I close my laptop. Honestly, this strategy works about ninety percent of the time. The second I walk away from my computer, that perfect description, dialogue, or plot twist that’s been evading me whacks me upside the head until I start writing again. This can be annoying when you’re driving or when you’re crawling into bed. When this strategy doesn’t work, I pursue some other activity related to the story. I’ll conduct research, pin images relevant to the story on Pinterest, jot down some notes for an upcoming scene, or edit an earlier scene. If that doesn’t work, I text my editor: What are you doing? That’s code for: If you’re home, I’m inviting myself over for coffee so I can talk about this infuriating scene. Often, by the time I’ve explained the problem, the solution jumps out at me.
What’s been the most challenging thing about being a writer, and the most rewarding?
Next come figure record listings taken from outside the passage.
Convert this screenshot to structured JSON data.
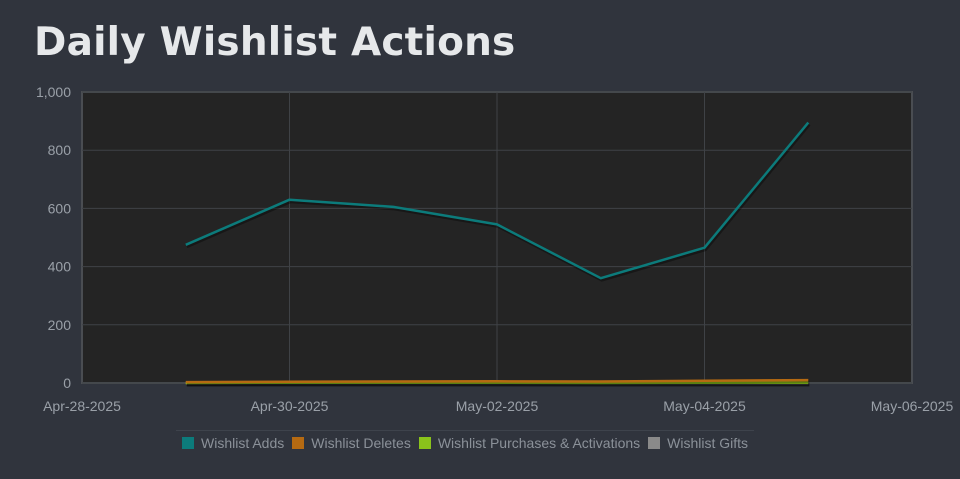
{
  "title": "Daily Wishlist Actions",
  "chart_data": {
    "type": "line",
    "title": "Daily Wishlist Actions",
    "xlabel": "",
    "ylabel": "",
    "x": [
      "Apr-29-2025",
      "Apr-30-2025",
      "May-01-2025",
      "May-02-2025",
      "May-03-2025",
      "May-04-2025",
      "May-05-2025"
    ],
    "x_ticks": [
      "Apr-28-2025",
      "Apr-30-2025",
      "May-02-2025",
      "May-04-2025",
      "May-06-2025"
    ],
    "x_range": [
      "Apr-28-2025",
      "May-06-2025"
    ],
    "y_ticks": [
      "1,000",
      "800",
      "600",
      "400",
      "200",
      "0"
    ],
    "ylim": [
      0,
      1000
    ],
    "grid": true,
    "legend_position": "bottom",
    "series": [
      {
        "name": "Wishlist Adds",
        "color": "#0c7b7b",
        "values": [
          475,
          630,
          605,
          545,
          360,
          465,
          895
        ]
      },
      {
        "name": "Wishlist Deletes",
        "color": "#b56a12",
        "values": [
          3,
          4,
          5,
          6,
          5,
          8,
          10
        ]
      },
      {
        "name": "Wishlist Purchases & Activations",
        "color": "#8ac31b",
        "values": [
          0,
          1,
          1,
          1,
          0,
          1,
          1
        ]
      },
      {
        "name": "Wishlist Gifts",
        "color": "#8a8a8a",
        "values": [
          0,
          0,
          0,
          0,
          0,
          0,
          0
        ]
      }
    ]
  }
}
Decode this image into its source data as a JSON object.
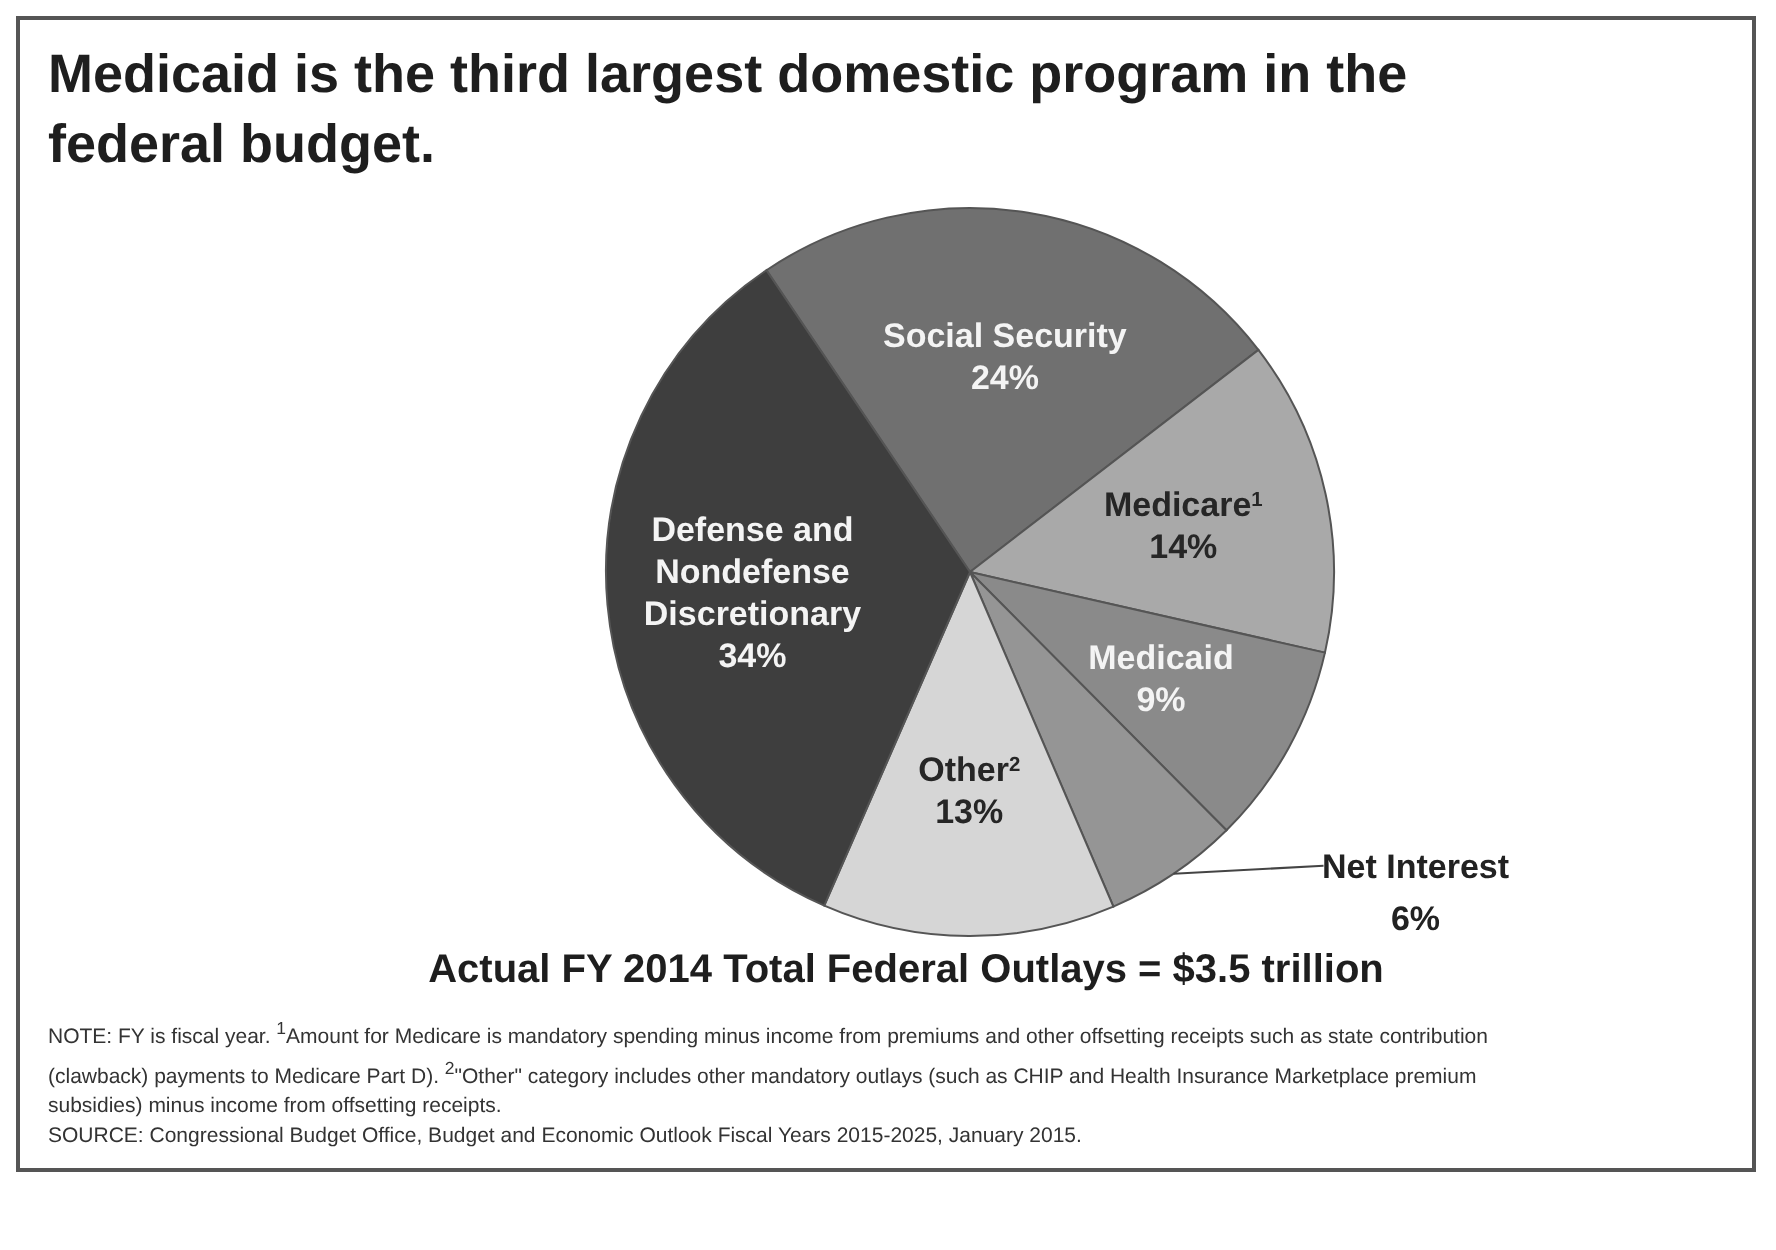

The most challenging part of being a writer is marketing/promoting books. I don’t enjoy marketing at all. I view it as a necessary evil, and I resent the amount of time it steals from writing. Writing a synopsis runs a close second for me. Asking an author to condense a 100,000 word novel into a five-hundred word summary is just… cruel.
The most rewarding part of being a writer is connecting with my readers. I love hearing how my stories impact them. Did they laugh? Did they cry? Did the plot keep them turning pages through the night? This is especially true for my children’s book, Brave Just Like Me, which was written to comfort and encourage children facing life-threatening medical conditions. Their stories, steeped in courage and strength, are so precious to me. This is why I do book signings, so I can connect with my readers and hear their stories.
What advice would you give to writers out there?
The best advice is to hold off on publishing your first novel until you’ve got two additional books ready for release. I followed this advice for my romance series, releasing the first three books in the series all at once. As difficult as it was to hold off on releasing that first book, this was an effective strategy financially. This strategy allowed me to discount that first book, using it as a loss leader, to build interest in the series. I was then able to recoup that expense and make a profit with the remaining books in the series.
In the interest of full disclosure, I did not follow this strategy for my MG/YA fantasy novel, Saving Tir na nOg. That has hurt me financially, but I couldn’t bear to make my beta readers, several of whom were middle schoolers, wait years while I finished two more books in the series. They took their jobs as my beta readers very seriously. They were sworn to secrecy and were chomping at the bit to share the book with their friends. They wanted to see their names in the acknowledgements. They wanted a hard copy in their hands. And they were eager to attend the book release party with all the giveaways and the food I shipped in from Ireland. I took the financial hit and published the book because I couldn’t bear to make them wait any longer. Trust me, it was worth it in the end.